Under New York law, if you are supposed to receive property under a will, trust, or even property held jointly with someone else, you may have the right to renounce all or part of such interest in that property. The renunciation must be in writing, signed and acknowledged by a notary public. There are also some other legal requirements such as the need to file the renunciation with the appropriate court in a timely manner. You also must state that you have not received any consideration for the renunciation from anyone who stands to benefit from your renunciation (the person who will get the property as a result of your renunciation). When you renounce the right to receive property, the property is disposed of pursuant to the terms of the will, trust or otherwise as if you had predeceased the decedent. Once made, a renunciation is irrevocable.

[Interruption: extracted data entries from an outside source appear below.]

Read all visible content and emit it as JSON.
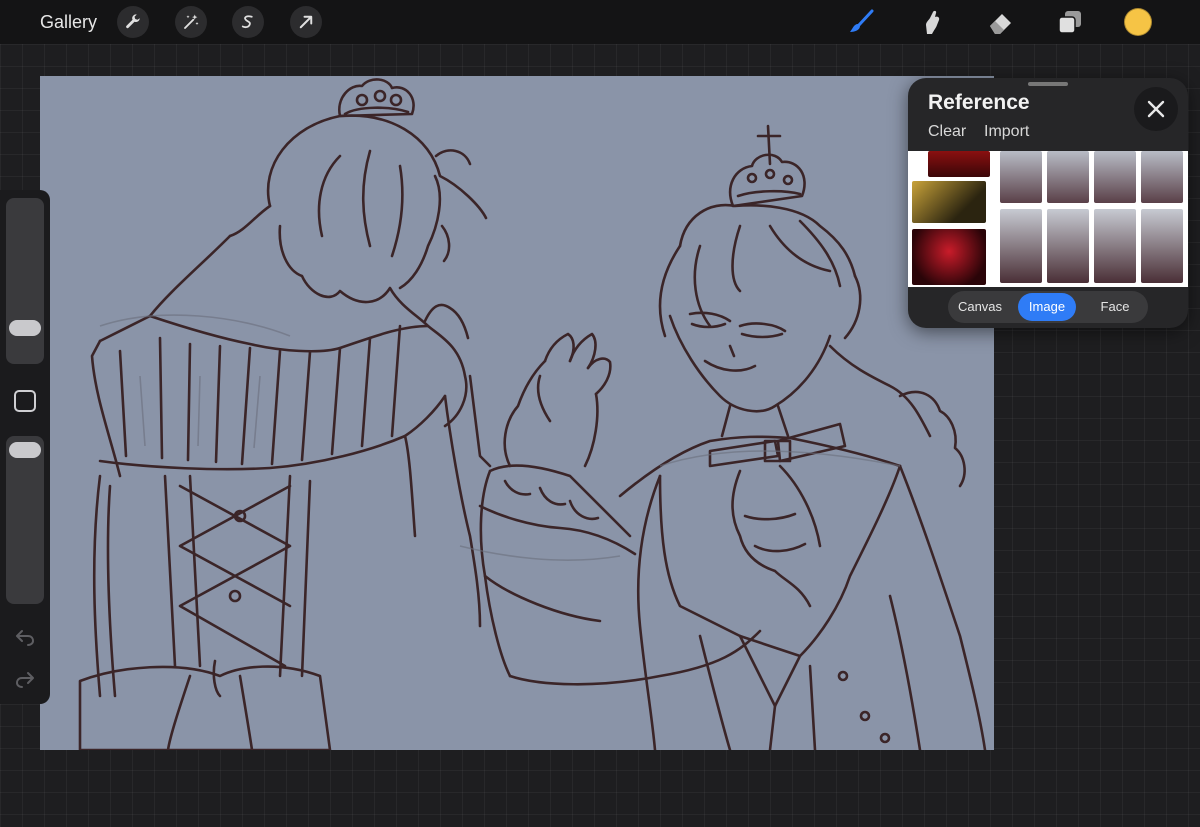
{
  "topbar": {
    "gallery_label": "Gallery",
    "left_tools": [
      "wrench-icon",
      "magic-wand-icon",
      "selection-s-icon",
      "transform-arrow-icon"
    ],
    "right_tools": [
      "brush-icon",
      "smudge-icon",
      "eraser-icon",
      "layers-icon"
    ],
    "active_color": "#f6c445",
    "active_tool_color": "#2f7cf6"
  },
  "sidebar": {
    "size_slider_level": 0.22,
    "opacity_slider_level": 0.92,
    "modify_button_icon": "square-icon",
    "undo_icon": "undo-icon",
    "redo_icon": "redo-icon"
  },
  "canvas": {
    "background_color": "#8a94a8",
    "line_color": "#3b2528"
  },
  "reference": {
    "title": "Reference",
    "clear_label": "Clear",
    "import_label": "Import",
    "close_icon": "close-icon",
    "modes": [
      {
        "label": "Canvas",
        "active": false
      },
      {
        "label": "Image",
        "active": true
      },
      {
        "label": "Face",
        "active": false
      }
    ]
  }
}
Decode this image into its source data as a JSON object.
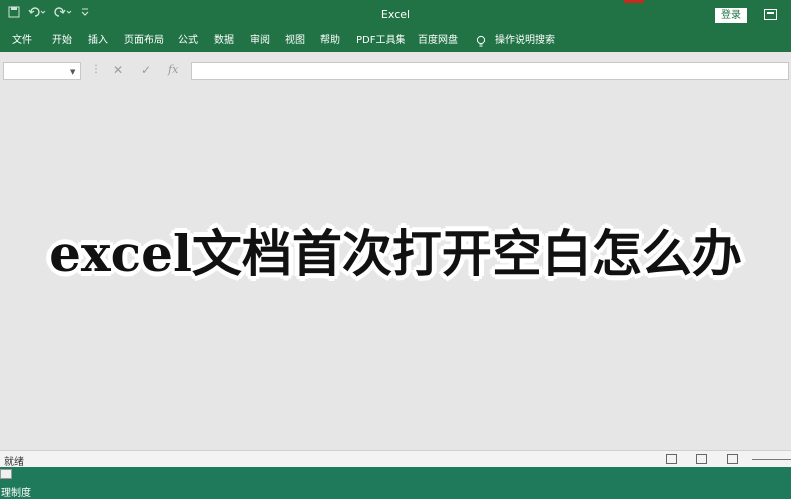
{
  "window": {
    "title": "Excel",
    "login_label": "登录"
  },
  "quick_access": {
    "icons": [
      "save-icon",
      "undo-icon",
      "redo-icon",
      "customize-icon"
    ]
  },
  "ribbon": {
    "tabs": [
      "文件",
      "开始",
      "插入",
      "页面布局",
      "公式",
      "数据",
      "审阅",
      "视图",
      "帮助",
      "PDF工具集",
      "百度网盘"
    ],
    "tell_me": "操作说明搜索"
  },
  "formula_bar": {
    "fx_label": "fx",
    "name_box_value": "",
    "formula_value": ""
  },
  "overlay": {
    "caption": "excel文档首次打开空白怎么办"
  },
  "status_bar": {
    "status": "就绪"
  },
  "desktop": {
    "icon_label": "理制度"
  },
  "colors": {
    "excel_green": "#217346",
    "workspace": "#e6e6e6",
    "taskbar": "#1f7a5c"
  }
}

Renunciation is actually based on a very simple concept: no one can force you to accept a gift or an inheritance. You can just say no! So, you might be asking yourself, why would I renounce property that I am entitled to receive? Well, there may be several reasons, including tax considerations, creditor concerns, or to carry out the testator’s intentions.
Here’s how it works: let’s say you are listed as a beneficiary under your uncle’s will and your children are listed as contingent beneficiaries in the event you predecease your uncle. However, you are concerned that by inheriting property from your uncle you might be subjecting yourself to additional estate taxes when you pass away and want to leave the inherited property to your children. The property could potentially be subject to estate taxes twice: once when you inherit it from your uncle and once again when you leave it to your children. To avoid this result, you would need to renounce the property when your uncle dies and it would then pass your children at that time. Thus, there would be only one transfer potentially subject to estate taxes instead of two. Of course, with the newly revised federal and New York State enhanced estate tax exemption amounts, this tax benefit of renunciation will benefit only those with more significant estates. In addition, in order for the renunciation to be valid for tax purposes you must meet the appropriate requirements for a qualified disclaimer under the Internal Revenue Code. Keep in mind that one of those requirements is that you cannot direct to whom the property will go. Thus, it is critical that you understand what will happen to the property if you decide not to take it, before you finalize the disclaimer. Often, lawyers will draft documents specifically stating that certain property, if disclaimed, will be held in trust or pass outright to others in order to carry out the wishes of the client and to save taxes.